Radiation therapy is a primary intervention for nearly half of the patients with localized advanced prostate cancer and standard of care for recurrent disease following surgery. A radiation-resistant disease is an obstacle for nearly 30–50% of patient.
Prostate cancer is the second leading cause of cancer mortality in men. The standard of care for localized prostate cancer is radiotherapy or surgical resection. Radiation is also used as adjuvant therapy following surgery, salvage therapy after biochemical recurrence, and for palliation in the setting of distant metastasis.
A better understanding of mechanisms that lead to radiation resistance could aid in the development of sensitizing agents to improve outcome. Here we identified a radiation-resistance pathway mediated by CD105, downstream of BMP and TGF-β signaling.
Antagonizing CD105-dependent BMP signaling with a partially humanized monoclonal antibody, TRC105, resulted in a significant reduction in clonogenicity when combined with irradiation.
CD105 expression in prostate cancer upon radiation
In trying to better understand the mechanism for the radio-sensitization, we found that radiation-induced CD105/BMP signaling was sufficient and necessary for the upregulation of sirtuin 1 (SIRT1) in contributing to p53 stabilization and PGC-1α activation.
Combining TRC105 with irradiation delayed DNA damage repair compared to irradiation alone.

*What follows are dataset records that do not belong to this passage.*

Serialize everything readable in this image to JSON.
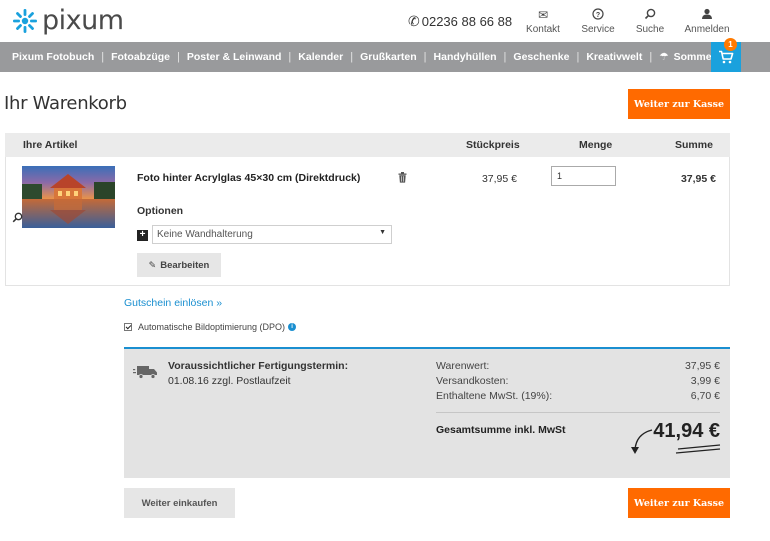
{
  "header": {
    "logo_text": "pixum",
    "phone": "02236 88 66 88",
    "links": [
      {
        "label": "Kontakt",
        "icon": "contact-icon"
      },
      {
        "label": "Service",
        "icon": "help-icon"
      },
      {
        "label": "Suche",
        "icon": "search-icon"
      },
      {
        "label": "Anmelden",
        "icon": "user-icon"
      }
    ]
  },
  "nav": {
    "items": [
      "Pixum Fotobuch",
      "Fotoabzüge",
      "Poster & Leinwand",
      "Kalender",
      "Grußkarten",
      "Handyhüllen",
      "Geschenke",
      "Kreativwelt",
      "Sommer"
    ],
    "cart_count": "1"
  },
  "page": {
    "title": "Ihr Warenkorb",
    "checkout_label": "Weiter zur Kasse",
    "continue_label": "Weiter einkaufen"
  },
  "table": {
    "headers": {
      "articles": "Ihre Artikel",
      "unit_price": "Stückpreis",
      "quantity": "Menge",
      "sum": "Summe"
    },
    "item": {
      "name": "Foto hinter Acrylglas 45×30 cm (Direktdruck)",
      "unit_price": "37,95 €",
      "quantity": "1",
      "sum": "37,95 €",
      "options_label": "Optionen",
      "option_selected": "Keine Wandhalterung",
      "edit_label": "Bearbeiten"
    }
  },
  "voucher_link": "Gutschein einlösen »",
  "dpo_label": "Automatische Bildoptimierung (DPO)",
  "summary": {
    "production_title": "Voraussichtlicher Fertigungstermin:",
    "production_date": "01.08.16 zzgl. Postlaufzeit",
    "rows": [
      {
        "label": "Warenwert:",
        "value": "37,95 €"
      },
      {
        "label": "Versandkosten:",
        "value": "3,99 €"
      },
      {
        "label": "Enthaltene MwSt. (19%):",
        "value": "6,70 €"
      }
    ],
    "total_label": "Gesamtsumme inkl. MwSt",
    "total_value": "41,94 €"
  },
  "colors": {
    "accent_orange": "#ff6a00",
    "accent_blue": "#1aa1dd",
    "nav_grey": "#999a9c"
  }
}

However, in the absence of p53 function, combining TRC105 and radiation resulted in no reduction in clonogenicity compared to radiation alone, despite the similar reduction of DNA damage repair observed in p53-intact cells.
This suggested DNA damage repair was not the sole determinant of CD105 radio-resistance. As cancer cells undergo an energy deficit following irradiation, due to the demands of DNA and organelle repair, we examined SIRT1’s role on p53 and PGC-1α with respect to glycolysis and mitochondrial biogenesis, respectively.
Consequently, blocking the CD105-SIRT1 axis was found to deplete the ATP stores of irradiated cells and cause G2 cell cycle arrest. Xenograft models supported these findings that combining TRC105 with irradiation significantly reduces tumor size over irradiation alone (p-value = 10−9).
The researchers identified a novel synthetic lethality strategy of combining radiation and CD105 targeting to address the DNA repair and metabolic addiction induced by irradiation in p53-functional prostate cancers.
Further, SIRT1 potentiates PGC-1α transcriptional activity in promoting mitochondrial biogenesis and oxidative phosphorylation. With the rationale that irradiation elevates the energy needs of a cell to enable DNA and organelle repair for cell recovery, targeting metabolic pathways could mediate radiation resistance. They tested the role CD105 has on the acute effects of DNA damage repair, as well as its chronic energy, needs downstream of a new target, SIRT1, in the context of irradiation.